Downy Mildew vs. Powdery Mildew
These two diseases have similar names but look quite different once you know what to compare. Here’s how to tell them apart:
- Location of the growth: Powdery mildew produces a white coating anywhere on the leaf surface, including the top. Downy mildew’s fuzzy growth is almost always limited to the underside.
- Shape of the spots: Powdery mildew forms circular white patches. Downy mildew creates angular, vein-bounded spots that look gray or brownish.
- Yellowing timeline: With powdery mildew, leaves yellow after the white fungal coating has been visible for a while. With downy mildew, leaves often yellow before you can see any fuzzy growth at all.
- Color: Powdery mildew is consistently white and powdery, like someone dusted the leaf with flour. Downy mildew’s sporulation ranges from white to gray to purplish black depending on the host plant.
Conditions That Trigger Visible Symptoms
The fuzzy spore growth that makes downy mildew identifiable only appears under specific conditions: cool temperatures (roughly 58°F to 72°F) and relative humidity above 85% at the leaf surface. This is why you’re most likely to spot the telltale fuzz early in the morning, after a dewy night, or during stretches of cool, overcast, rainy weather.
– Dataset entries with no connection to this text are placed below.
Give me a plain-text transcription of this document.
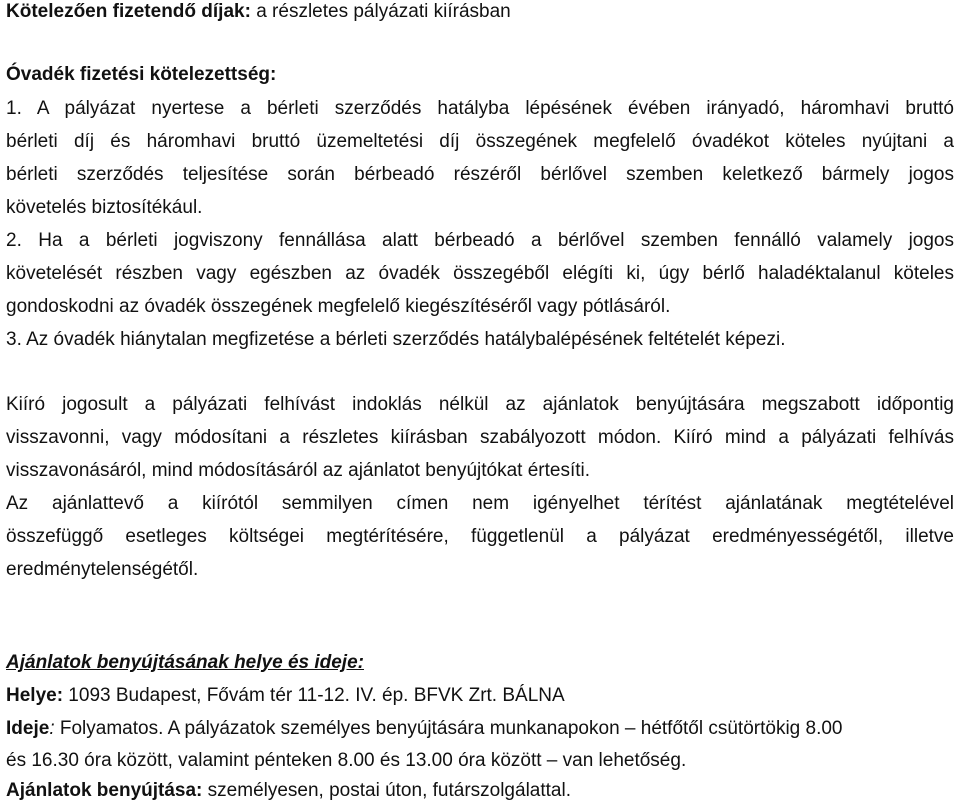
Kötelezően fizetendő díjak: a részletes pályázati kiírásban
Óvadék fizetési kötelezettség:
1. A pályázat nyertese a bérleti szerződés hatályba lépésének évében irányadó, háromhavi bruttó
bérleti díj és háromhavi bruttó üzemeltetési díj összegének megfelelő óvadékot köteles nyújtani a
bérleti szerződés teljesítése során bérbeadó részéről bérlővel szemben keletkező bármely jogos
követelés biztosítékául.
2. Ha a bérleti jogviszony fennállása alatt bérbeadó a bérlővel szemben fennálló valamely jogos
követelését részben vagy egészben az óvadék összegéből elégíti ki, úgy bérlő haladéktalanul köteles
gondoskodni az óvadék összegének megfelelő kiegészítéséről vagy pótlásáról.
3. Az óvadék hiánytalan megfizetése a bérleti szerződés hatálybalépésének feltételét képezi.
Kiíró jogosult a pályázati felhívást indoklás nélkül az ajánlatok benyújtására megszabott időpontig
visszavonni, vagy módosítani a részletes kiírásban szabályozott módon. Kiíró mind a pályázati felhívás
visszavonásáról, mind módosításáról az ajánlatot benyújtókat értesíti.
Az ajánlattevő a kiírótól semmilyen címen nem igényelhet térítést ajánlatának megtételével
összefüggő esetleges költségei megtérítésére, függetlenül a pályázat eredményességétől, illetve
eredménytelenségétől.
Ajánlatok benyújtásának helye és ideje:
Helye: 1093 Budapest, Fővám tér 11-12. IV. ép. BFVK Zrt. BÁLNA
Ideje: Folyamatos. A pályázatok személyes benyújtására munkanapokon – hétfőtől csütörtökig 8.00
és 16.30 óra között, valamint pénteken 8.00 és 13.00 óra között – van lehetőség.
Ajánlatok benyújtása: személyesen, postai úton, futárszolgálattal.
On a hot, dry afternoon, the same infected leaf might show only the yellow patches on top with no visible fuzz underneath, making identification harder.
If you suspect downy mildew but can’t see the underside growth, try placing a few affected leaves in a sealed plastic bag with a damp paper towel overnight. The humidity will often coax the sporulation out by morning, confirming your diagnosis. This trick works particularly well for basil and cucurbits where the early yellowing can be ambiguous.